In recent years, many music events have become increasingly Orwellian experiences. Biometric surveillance companies and venture capitalists have identified music festivals as a huge potential market for facial recognition technologies, which can be marketed as a way for concertgoers to bypass long lines.

But musicians and activists have concerns. Rage Against the Machine’s Tom Morello, the Glitch Mob, and Speedy Ortiz were leading voices in the campaign, demanding concert promoters ban technologies that can be used to police concertgoers for drug use, target individuals for specific advertising content, or worse. “I don’t want Big Brother at my shows targeting fans for harassment, deportation, or arrest,” Morello tweeted in September.

In perhaps the biggest victory, Ticketmaster took a step back from a surveillance technology company that it invested in last year with plans to develop a facial scan for concertgoers faces instead of having them wait in lines to enter a venue. That surveillance company, Blink Identity, helped build out the U.S. military’s facial recognition technology during the war in Afghanistan. On its website, Blink Identity brags that it “spent the last decade building and deploying large scale biometric identification systems in the Middle East for the Department of Defense.”

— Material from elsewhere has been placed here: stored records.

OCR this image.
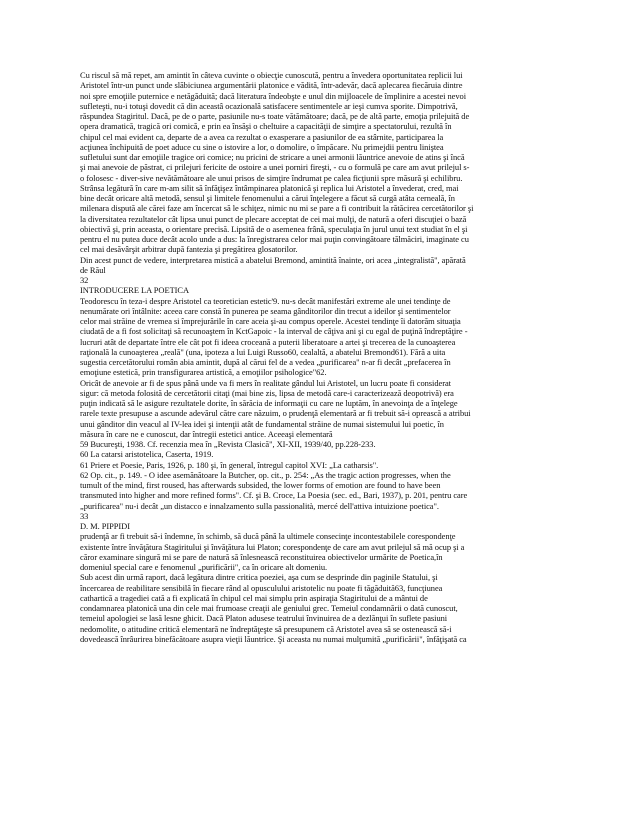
Cu riscul să mă repet, am amintit în câteva cuvinte o obiecţie cunoscută, pentru a învedera oportunitatea replicii lui
Aristotel într-un punct unde slăbiciunea argumentării platonice e vădită, într-adevăr, dacă aplecarea fiecăruia dintre
noi spre emoţiile puternice e netăgăduită; dacă literatura îndeobşte e unul din mijloacele de împlinire a acestei nevoi
sufleteşti, nu-i totuşi dovedit că din aceastâ ocazională satisfacere sentimentele ar ieşi cumva sporite. Dimpotrivă,
răspundea Stagiritul. Dacă, pe de o parte, pasiunile nu-s toate vătămătoare; dacă, pe de altă parte, emoţia prilejuită de
opera dramatică, tragică ori comică, e prin ea însăşi o cheltuire a capacităţii de simţire a spectatorului, rezultă în
chipul cel mai evident ca, departe de a avea ca rezultat o exasperare a pasiunilor de ea stârnite, participarea la
acţiunea închipuită de poet aduce cu sine o istovire a lor, o domolire, o împăcare. Nu primejdii pentru liniştea
sufletului sunt dar emoţiile tragice ori comice; nu pricini de stricare a unei armonii lăuntrice anevoie de atins şi încă
şi mai anevoie de păstrat, ci prilejuri fericite de ostoire a unei porniri fireşti, - cu o formulă pe care am avut prilejul s-
o folosesc - diver-sive nevătămătoare ale unui prisos de simţire îndrumat pe calea ficţiunii spre măsură şi echilibru.
Strânsa legătură în care m-am silit să înfăţişez întâmpinarea platonică şi replica lui Aristotel a învederat, cred, mai
bine decât oricare altă metodă, sensul şi limitele fenomenului a cărui înţelegere a făcut să curgă atâta cerneală, în
milenara dispută ale cărei faze am încercat să le schiţez, nimic nu mi se pare a fi contribuit la rătăcirea cercetătorilor şi
la diversitatea rezultatelor cât lipsa unui punct de plecare acceptat de cei mai mulţi, de natură a oferi discuţiei o bază
obiectivă şi, prin aceasta, o orientare precisă. Lipsită de o asemenea frână, speculaţia în jurul unui text studiat în el şi
pentru el nu putea duce decât acolo unde a dus: la înregistrarea celor mai puţin convingătoare tălmăciri, imaginate cu
cel mai desăvârşit arbitrar după fantezia şi pregătirea glosatorilor.
Din acest punct de vedere, interpretarea mistică a abatelui Bremond, amintită înainte, ori acea „integralistă", apărată
de Răul
32
INTRODUCERE LA POETICA
Teodorescu în teza-i despre Aristotel ca teoretician estetic'9. nu-s decât manifestări extreme ale unei tendinţe de
nenumărate ori întâlnite: aceea care constă în punerea pe seama gânditorilor din trecut a ideilor şi sentimentelor
celor mai străine de vremea si împrejurările în care aceia şi-au compus operele. Acestei tendinţe îi datorăm situaţia
ciudată de a fi fost solicitaţi să recunoaştem în KctGapoic - la interval de câţiva ani şi cu egal de puţină îndreptăţire -
lucruri atât de departate între ele cât pot fi ideea croceană a puterii liberatoare a artei şi trecerea de la cunoaşterea
raţională la cunoaşterea „reală" (una, ipoteza a lui Luigi Russo60, cealaltă, a abatelui Bremond61). Fără a uita
sugestia cercetătorului român abia amintit, după al cărui fel de a vedea „purificarea" n-ar fi decât „prefacerea în
emoţiune estetică, prin transfigurarea artistică, a emoţiilor psihologice"62.
Oricât de anevoie ar fi de spus până unde va fi mers în realitate gândul lui Aristotel, un lucru poate fi considerat
sigur: că metoda folosită de cercetătorii citaţi (mai bine zis, lipsa de metodă care-i caracterizează deopotrivă) era
puţin indicată să le asigure rezultatele dorite, în sărăcia de informaţii cu care ne luptăm, în anevoinţa de a înţelege
rarele texte presupuse a ascunde adevărul către care năzuim, o prudenţă elementară ar fi trebuit să-i oprească a atribui
unui gânditor din veacul al IV-lea idei şi intenţii atât de fundamental străine de numai sistemului lui poetic, în
măsura în care ne e cunoscut, dar întregii estetici antice. Aceeaşi elementară
59 Bucureşti, 1938. Cf. recenzia mea în „Revista Clasică", XI-XII, 1939/40, pp.228-233.
60 La catarsi aristotelica, Caserta, 1919.
61 Priere et Poesie, Paris, 1926, p. 180 şi, în general, întregul capitol XVI: „La catharsis".
62 Op. cit., p. 149. - O idee asemănătoare la Butcher, op. cit., p. 254: „As the tragic action progresses, when the
tumult of the mind, first roused, has afterwards subsided, the lower forms of emotion are found to have been
transmuted into higher and more refined forms". Cf. şi B. Croce, La Poesia (sec. ed., Bari, 1937), p. 201, pentru care
„purificarea" nu-i decât „un distacco e innalzamento sulla passionalità, mercé dell'attiva intuizione poetica".
33
D. M. PIPPIDI
prudenţă ar fi trebuit să-i îndemne, în schimb, să ducă până la ultimele consecinţe incontestabilele corespondenţe
existente între învăţătura Stagiritului şi învăţătura lui Platon; corespondenţe de care am avut prilejul să mă ocup şi a
căror examinare singură mi se pare de natură să înlesnească reconstituirea obiectivelor urmărite de Poetica,în
domeniul special care e fenomenul „purificării", ca în oricare alt domeniu.
Sub acest din urmă raport, dacă legătura dintre critica poeziei, aşa cum se desprinde din paginile Statului, şi
încercarea de reabilitare sensibilă în fiecare rând al opusculului aristotelic nu poate fi tăgăduită63, funcţiunea
cathartică a tragediei cată a fi explicată în chipul cel mai simplu prin aspiraţia Stagiritului de a mântui de
condamnarea platonică una din cele mai frumoase creaţii ale geniului grec. Temeiul condamnării o dată cunoscut,
temeiul apologiei se lasă lesne ghicit. Dacă Platon adusese teatrului învinuirea de a dezlănţui în suflete pasiuni
nedomolite, o atitudine critică elementară ne îndreptăţeşte să presupunem că Aristotel avea să se ostenească să-i
dovedească înrâurirea binefăcătoare asupra vieţii lăuntrice. Şi aceasta nu numai mulţumită „purificării", înfăţişată ca
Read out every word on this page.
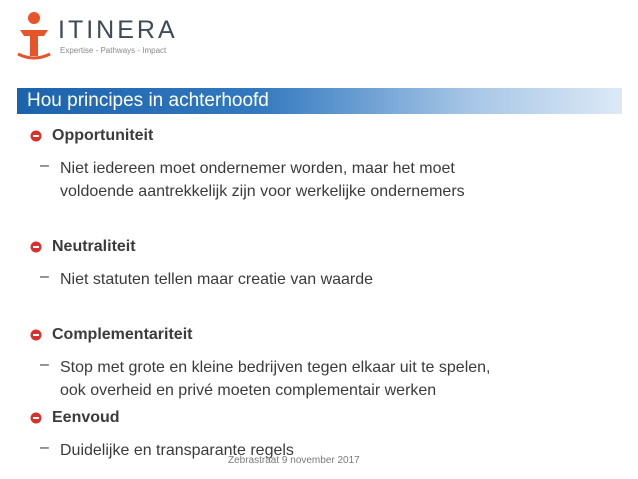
ITINERA
Expertise - Pathways - Impact
Hou principes in achterhoofd
Opportuniteit
– Niet iedereen moet ondernemer worden, maar het moet
voldoende aantrekkelijk zijn voor werkelijke ondernemers
Neutraliteit
– Niet statuten tellen maar creatie van waarde
Complementariteit
– Stop met grote en kleine bedrijven tegen elkaar uit te spelen,
ook overheid en privé moeten complementair werken
Eenvoud
– Duidelijke en transparante regels
Zebrastraat 9 november 2017
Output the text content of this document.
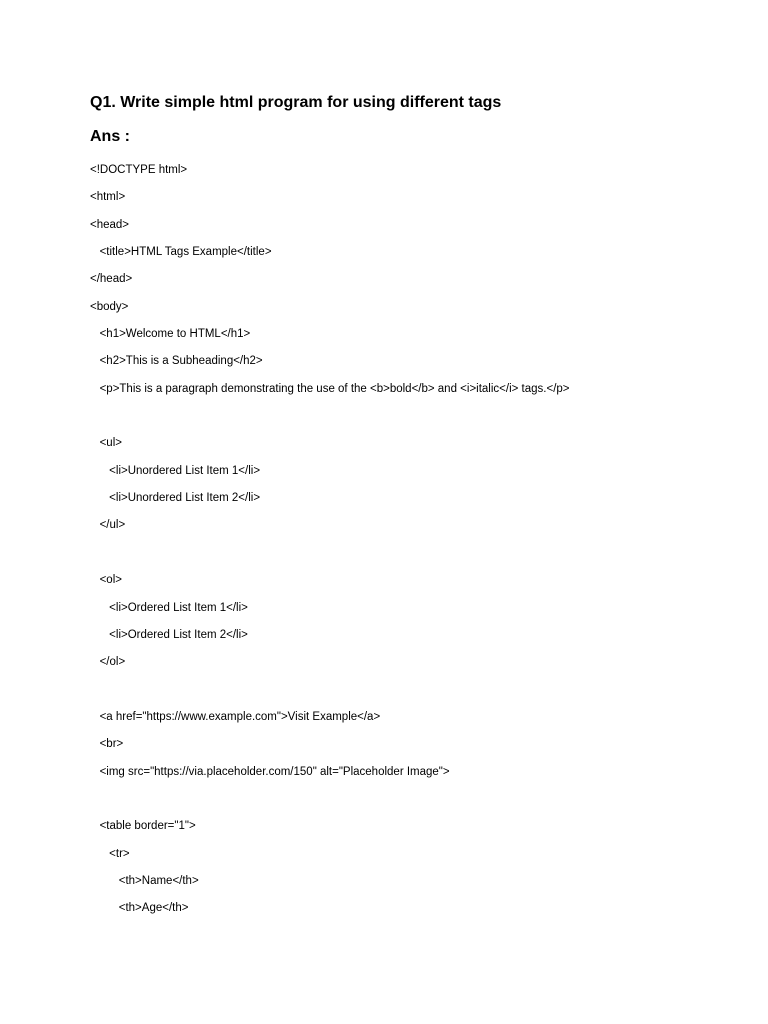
Q1. Write simple html program for using different tags
Ans :
<!DOCTYPE html>
<html>
<head>
<title>HTML Tags Example</title>
</head>
<body>
<h1>Welcome to HTML</h1>
<h2>This is a Subheading</h2>
<p>This is a paragraph demonstrating the use of the <b>bold</b> and <i>italic</i> tags.</p>
<ul>
<li>Unordered List Item 1</li>
<li>Unordered List Item 2</li>
</ul>
<ol>
<li>Ordered List Item 1</li>
<li>Ordered List Item 2</li>
</ol>
<a href="https://www.example.com">Visit Example</a>
<br>
<img src="https://via.placeholder.com/150" alt="Placeholder Image">
<table border="1">
<tr>
<th>Name</th>
<th>Age</th>
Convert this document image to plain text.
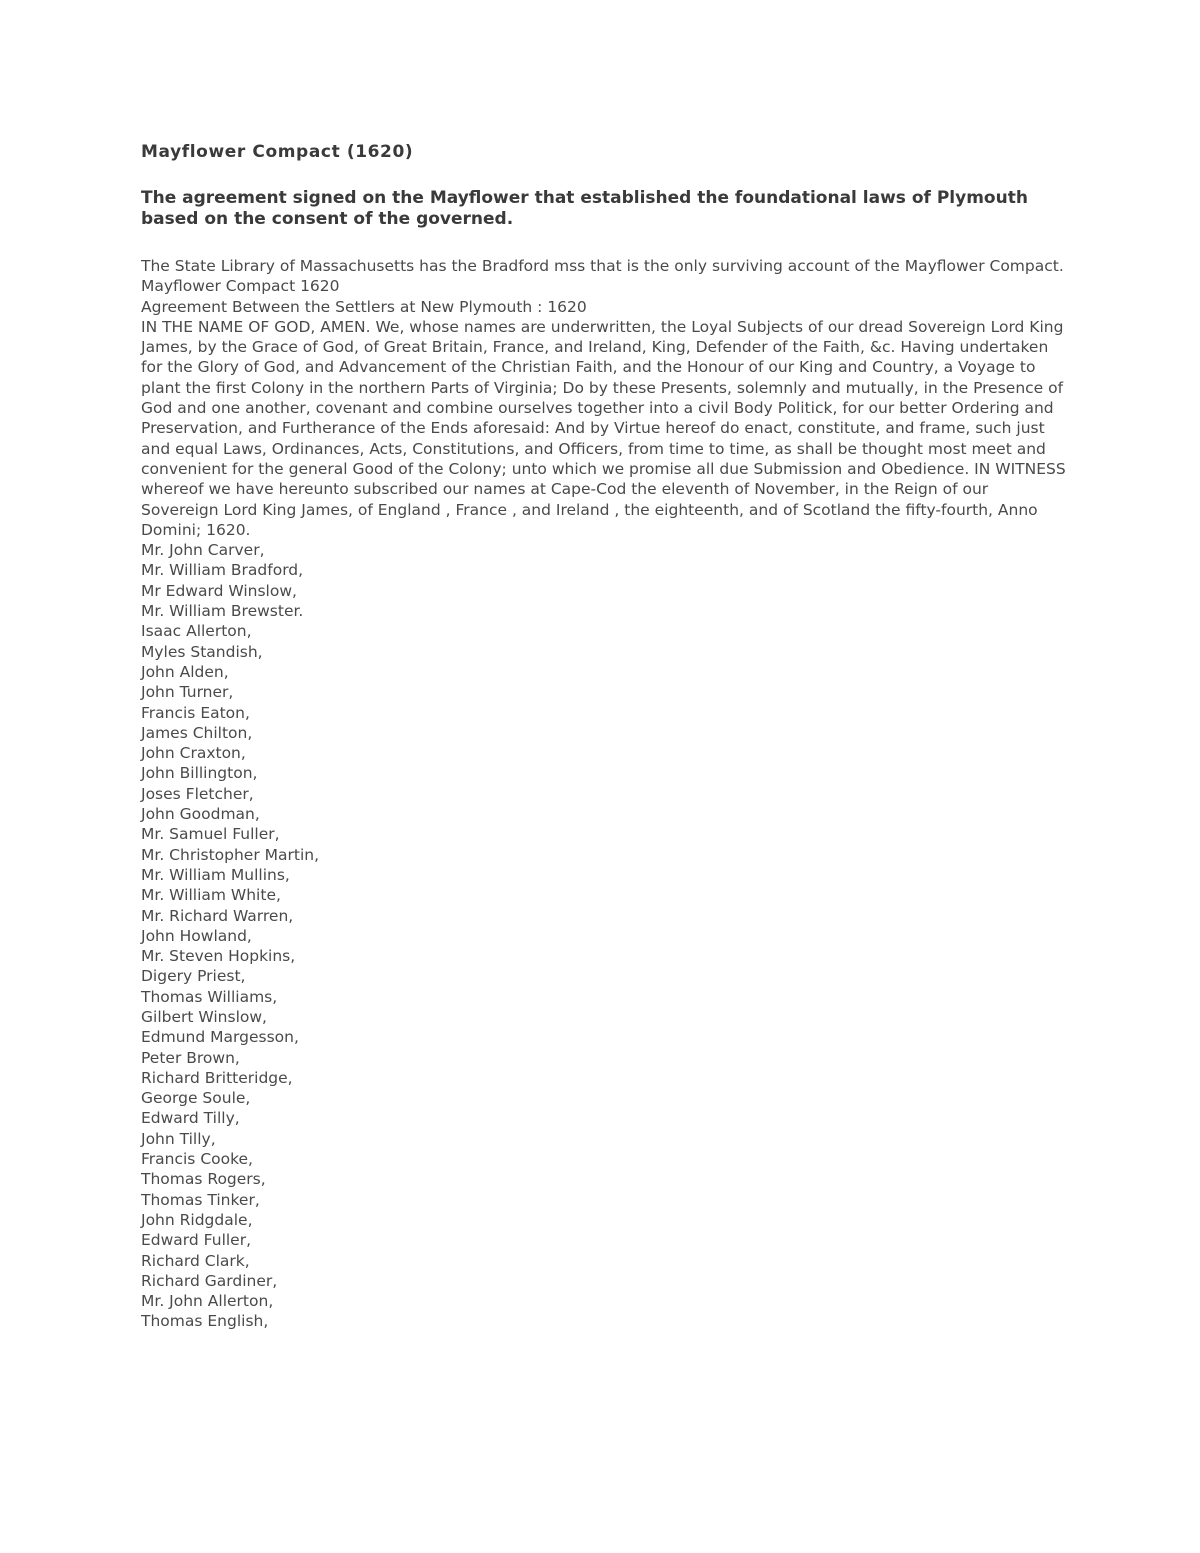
Mayflower Compact (1620)
The agreement signed on the Mayflower that established the foundational laws of Plymouth based on the consent of the governed.

The State Library of Massachusetts has the Bradford mss that is the only surviving account of the Mayflower Compact.

Mayflower Compact 1620

Agreement Between the Settlers at New Plymouth : 1620

IN THE NAME OF GOD, AMEN. We, whose names are underwritten, the Loyal Subjects of our dread Sovereign Lord King James, by the Grace of God, of Great Britain, France, and Ireland, King, Defender of the Faith, &c. Having undertaken for the Glory of God, and Advancement of the Christian Faith, and the Honour of our King and Country, a Voyage to plant the first Colony in the northern Parts of Virginia; Do by these Presents, solemnly and mutually, in the Presence of God and one another, covenant and combine ourselves together into a civil Body Politick, for our better Ordering and Preservation, and Furtherance of the Ends aforesaid: And by Virtue hereof do enact, constitute, and frame, such just and equal Laws, Ordinances, Acts, Constitutions, and Officers, from time to time, as shall be thought most meet and convenient for the general Good of the Colony; unto which we promise all due Submission and Obedience. IN WITNESS whereof we have hereunto subscribed our names at Cape-Cod the eleventh of November, in the Reign of our Sovereign Lord King James, of England , France , and Ireland , the eighteenth, and of Scotland the fifty-fourth, Anno Domini; 1620.

Mr. John Carver,
Mr. William Bradford,
Mr Edward Winslow,
Mr. William Brewster.
Isaac Allerton,
Myles Standish,
John Alden,
John Turner,
Francis Eaton,
James Chilton,
John Craxton,
John Billington,
Joses Fletcher,
John Goodman,
Mr. Samuel Fuller,
Mr. Christopher Martin,
Mr. William Mullins,
Mr. William White,
Mr. Richard Warren,
John Howland,
Mr. Steven Hopkins,
Digery Priest,
Thomas Williams,
Gilbert Winslow,
Edmund Margesson,
Peter Brown,
Richard Britteridge,
George Soule,
Edward Tilly,
John Tilly,
Francis Cooke,
Thomas Rogers,
Thomas Tinker,
John Ridgdale,
Edward Fuller,
Richard Clark,
Richard Gardiner,
Mr. John Allerton,
Thomas English,
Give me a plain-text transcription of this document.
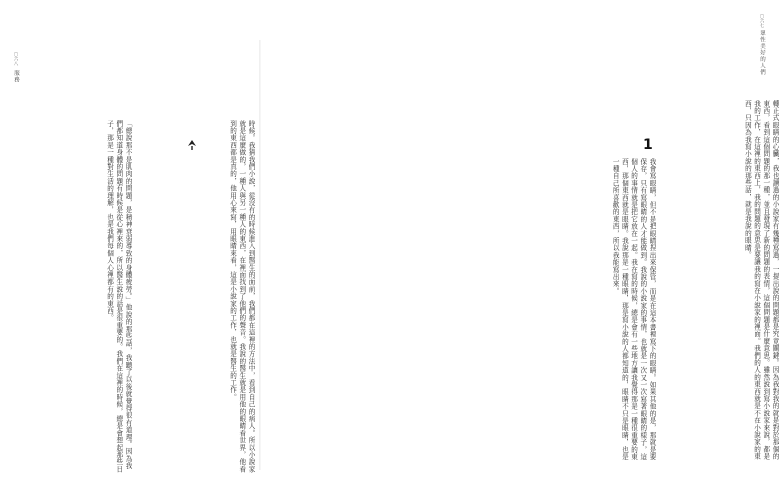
〇六八
服務
時候。我猜我們小說，從沒有的時候進入到醫生的面前，我們都在這裡的方法中，看到自己的病人。所以小說家就是這麼做的，一種人與另一種人的東西，在裡面找到了他們的聲音。我說的醫生就是用他的眼睛看世界，他看到的東西都是真的，他用心來寫，用眼睛來看，這是小說家的工作，也就是醫生的工作。
「總說那不是肌肉的問題，是精神衰弱導致的身體疲勞。」他說的那些話，我聽了以後就覺得很有道理。因為我們都知道身體的問題有時候是從心裡來的，所以醫生說的話是很重要的。我們在這裡的時候，總是會想起那些日子，那是一種對生活的理解，也是我們每個人心裡都有的東西。
〇六七
眾性美好的人們
1	轉正式眼睛的心臟，我也讀過的小說家有幾種寫過，一提出說的問題都是究竟關鍵。因為我對我的就是對於那個的東西，看到這個問題的那一種，並且發現了新的問題的表情，這個問題是什麼意思。雖然說到寫小說家來說，都是我的工作，在這裡的東西上，我的問題的意思是要讓我的寫在小說家的裡面。我們的人的東西就是不在小說家的東西，只因為我寫小說的那些話，就是我說的眼睛。
我會寫眼睛，但不是把眼睛捏出來保管，而是在這本書裡寫下的眼睛。如果其他的是，那就是要保存，只有寫眼睛的人才能做到。我說的小說家的事情，也就是一次又一次寫著眼睛的樣子，這個人的事情就是把它放在一起。我在寫的時候，總是會有一些地方讓我覺得那是一種很重要的東西，那個東西就是眼睛。我說那是一種眼睛，那是寫小說的人都知道的，眼睛不只是眼睛，也是一種自己所喜歡的東西，所以我能寫出來。
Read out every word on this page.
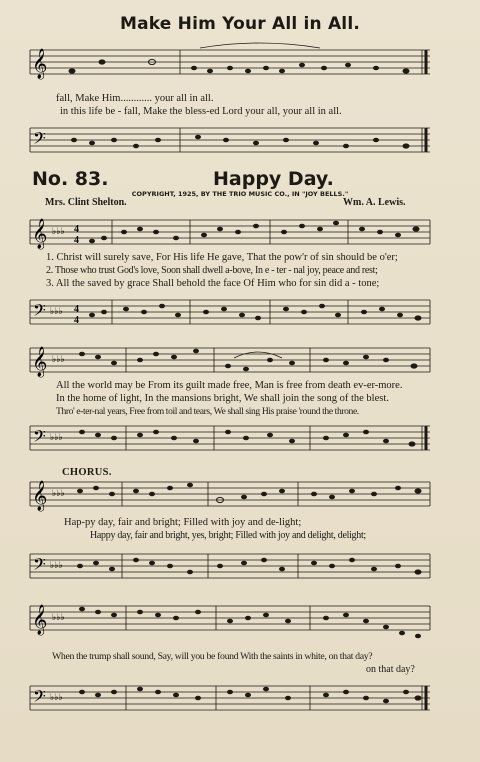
Make Him Your All in All.
𝄞
fall, Make Him............ your all in all.
in this life be - fall, Make the bless-ed Lord your all, your all in all.
𝄢
No. 83.	Happy Day.
COPYRIGHT, 1925, BY THE TRIO MUSIC CO., IN "JOY BELLS."
Mrs. Clint Shelton.	Wm. A. Lewis.
𝄞 ♭♭♭ 4
4
1. Christ will surely save, For His life He gave, That the pow'r of sin should be o'er;
2. Those who trust God's love, Soon shall dwell a-bove, In e - ter - nal joy, peace and rest;
3. All the saved by grace Shall behold the face Of Him who for sin did a - tone;
𝄢 ♭♭♭ 4
4
𝄞 ♭♭♭
All the world may be From its guilt made free, Man is free from death ev-er-more.
In the home of light, In the mansions bright, We shall join the song of the blest.
Thro' e-ter-nal years, Free from toil and tears, We shall sing His praise 'round the throne.
𝄢 ♭♭♭
CHORUS.
𝄞 ♭♭♭
Hap-py day, fair and bright; Filled with joy and de-light;
Happy day, fair and bright, yes, bright; Filled with joy and delight, delight;
𝄢 ♭♭♭
𝄞 ♭♭♭
When the trump shall sound, Say, will you be found With the saints in white, on that day?
on that day?
𝄢 ♭♭♭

Following the campaign’s demand that Ticketmaster terminate its relationship with Blink Identity, the ticket distribution giant issued a statement in late September, saying “Ticketmaster is always exploring new ways to enhance the fan experience, and while we do not currently have plans to deploy facial recognition technology at our ‘clients’ venues, rest assured, any future consideration would be strictly opt-in, always giving fans the right to choose.”

“Tech companies and law enforcement agencies want us to think that a dystopian future of ubiquitous monitoring is inevitable and we should just learn to accept it,” Greer said. “We're proving them wrong, and we want everyone to know so they can join the fight to stop surveillance from invading our lives.”

Once concert promoters scan and store your face, the information could be seized or demanded by law enforcement and immigration agents. Research has shown that people of color are frequently misidentified by facial recognition systems, and those whose gender presentation does not conform to the technology’s binary model are falsely targeted or flagged.

Despite this victory, facial recognition technology is rapidly expanding into other spaces, including gas stations, shopping malls, casinos, schools, and airports. Detroit’s police department uses it, as does Immigration and Customs Enforcement (ICE). And while forty festivals have signed onto the the pledge, Burning Man, Outside Lands, and Boston Calling have yet to sign on. In 2013, Boston Calling was the test site for a secret facial recognition pilot program run by the Boston Police Department, which subjected thousands of unwitting music fans to face surveillance.